The creative destruction of life’s pleasures for the good of economic indicators is not a conservative position. It is the opposite: completely without regard for traditions that do not hasten the advance of capitalism. Kwarteng and his co-authors are apparently unable to grasp this. But it is impossible to understand why it has been so hungrily lapped up by Scruton—a man who has buried himself, perhaps six feet under, in the history of conservatism.

If Britain is to be a great economic power—rather than a “moral idea,” as Scruton wishes—then many of Scruton’s treasured institutions will be destroyed. The church, which he exalts in his recent book Our Church, has no clear role in an internationally competitive Britain. His philosophical ideas have no economic value—why does he continue to produce them, in the face of Britain’s national interest? The answer is that they contribute to British cultural and intellectual life, but this is often incompatible with making the country economically efficient. “How”, asks Scruton, “do you counter the emotional impact of arguments from the left—arguments about social justice, equality and compassion—if you don’t refer to the cost of putting them into practice?” One might ask a similar question about his own views. How can you hold emotional beliefs about traditional England and its moral values whilst ignoring their great economic inefficiency?

But it would not do to be completely dismissive.
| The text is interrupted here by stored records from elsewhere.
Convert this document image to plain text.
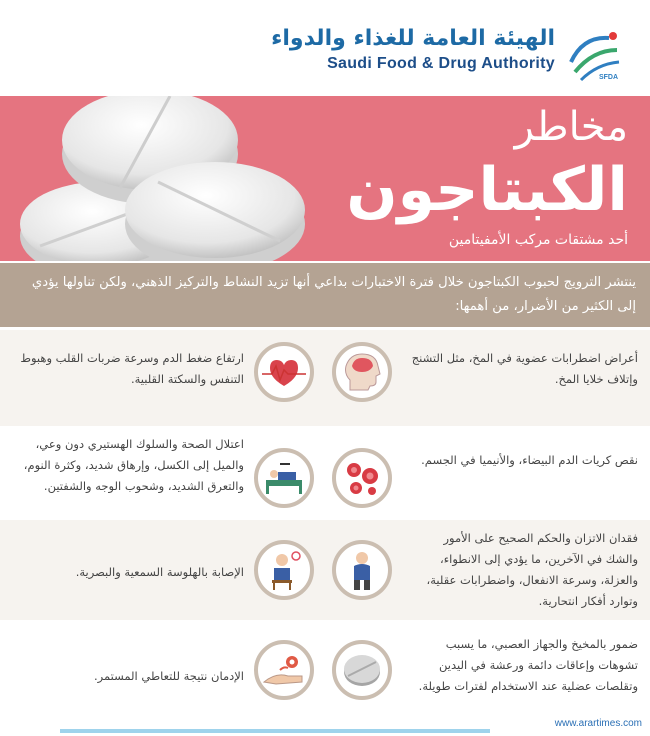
الهيئة العامة للغذاء والدواء
Saudi Food & Drug Authority
SFDA
مخاطر
الكبتاجون
أحد مشتقات مركب الأمفيتامين
ينتشر الترويج لحبوب الكبتاجون خلال فترة الاختبارات بداعي أنها تزيد النشاط والتركيز الذهني، ولكن تناولها يؤدي إلى الكثير من الأضرار، من أهمها:
أعراض اضطرابات عضوية في المخ، مثل التشنج وإتلاف خلايا المخ.
ارتفاع ضغط الدم وسرعة ضربات القلب وهبوط التنفس والسكتة القلبية.
نقص كريات الدم البيضاء، والأنيميا في الجسم.
اعتلال الصحة والسلوك الهستيري دون وعي، والميل إلى الكسل، وإرهاق شديد، وكثرة النوم، والتعرق الشديد، وشحوب الوجه والشفتين.
فقدان الاتزان والحكم الصحيح على الأمور والشك في الآخرين، ما يؤدي إلى الانطواء، والعزلة، وسرعة الانفعال، واضطرابات عقلية، وتوارد أفكار انتحارية.
الإصابة بالهلوسة السمعية والبصرية.
ضمور بالمخيخ والجهاز العصبي، ما يسبب تشوهات وإعاقات دائمة ورعشة في اليدين وتقلصات عضلية عند الاستخدام لفترات طويلة.
الإدمان نتيجة للتعاطي المستمر.
www.arartimes.com
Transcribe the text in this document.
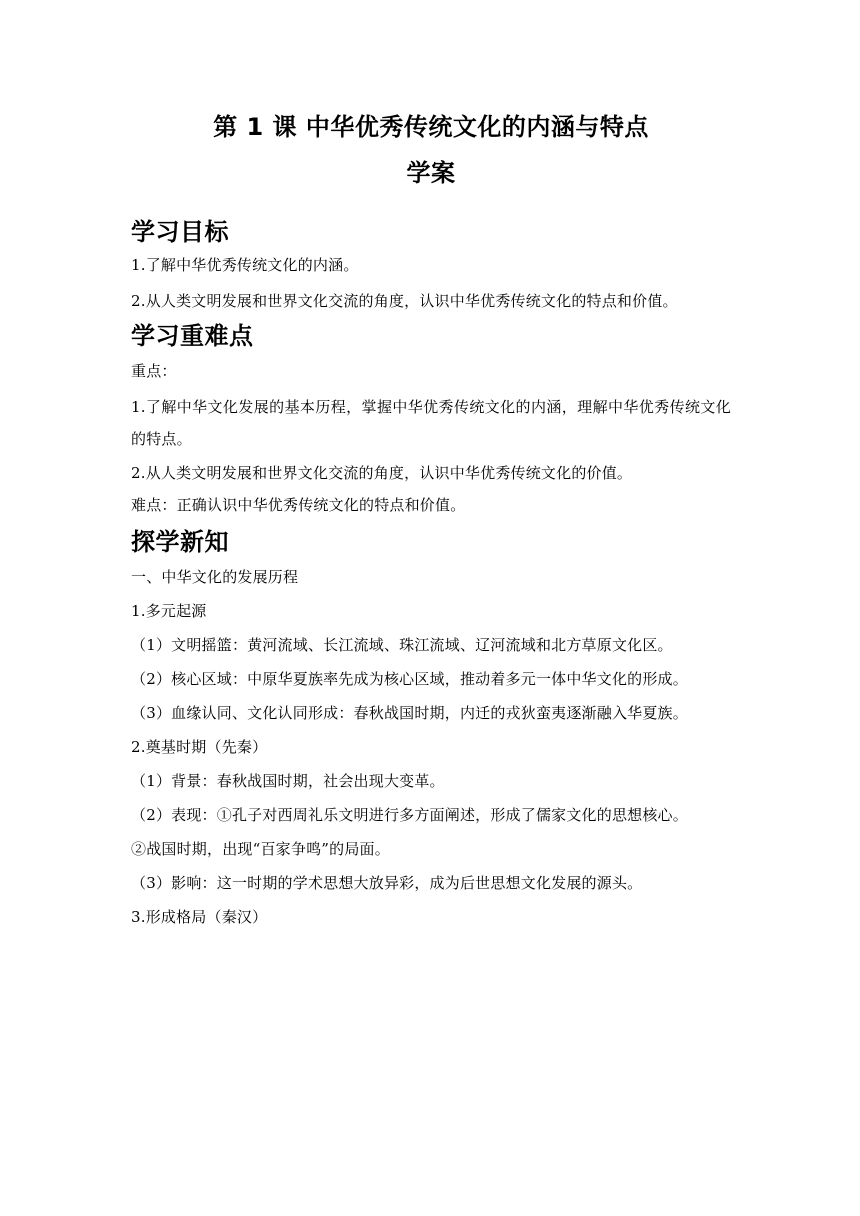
第 1 课 中华优秀传统文化的内涵与特点

学案

学习目标

1.了解中华优秀传统文化的内涵。

2.从人类文明发展和世界文化交流的角度，认识中华优秀传统文化的特点和价值。

学习重难点

重点：

1.了解中华文化发展的基本历程，掌握中华优秀传统文化的内涵，理解中华优秀传统文化的特点。

2.从人类文明发展和世界文化交流的角度，认识中华优秀传统文化的价值。

难点：正确认识中华优秀传统文化的特点和价值。

探学新知

一、中华文化的发展历程

1.多元起源

（1）文明摇篮：黄河流域、长江流域、珠江流域、辽河流域和北方草原文化区。

（2）核心区域：中原华夏族率先成为核心区域，推动着多元一体中华文化的形成。

（3）血缘认同、文化认同形成：春秋战国时期，内迁的戎狄蛮夷逐渐融入华夏族。

2.奠基时期（先秦）

（1）背景：春秋战国时期，社会出现大变革。

（2）表现：①孔子对西周礼乐文明进行多方面阐述，形成了儒家文化的思想核心。

②战国时期，出现“百家争鸣”的局面。

（3）影响：这一时期的学术思想大放异彩，成为后世思想文化发展的源头。

3.形成格局（秦汉）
Conservatism in Britain has done rather a lot to redress the problem of economic efficiency versus conservative values. David Cameron’s “big society” project—now almost universally derided—was actually an intelligent and coherent attempt to protect traditional values within a free-market economy. But it came up against an insuperable problem: voluntary work is only possible when people have large amounts of spare time and energy. This also goes for the maintenance of civic culture and national traditions. If these are not to be merely things academics discuss but an actual part of British life, then conservatism must return to its roots as a protector of a “moral idea.” But as long as its leading intellectuals continue to ignore the incompatibility of this position with a drive for economic competition, the movement—and the intellectuals—will wither and die.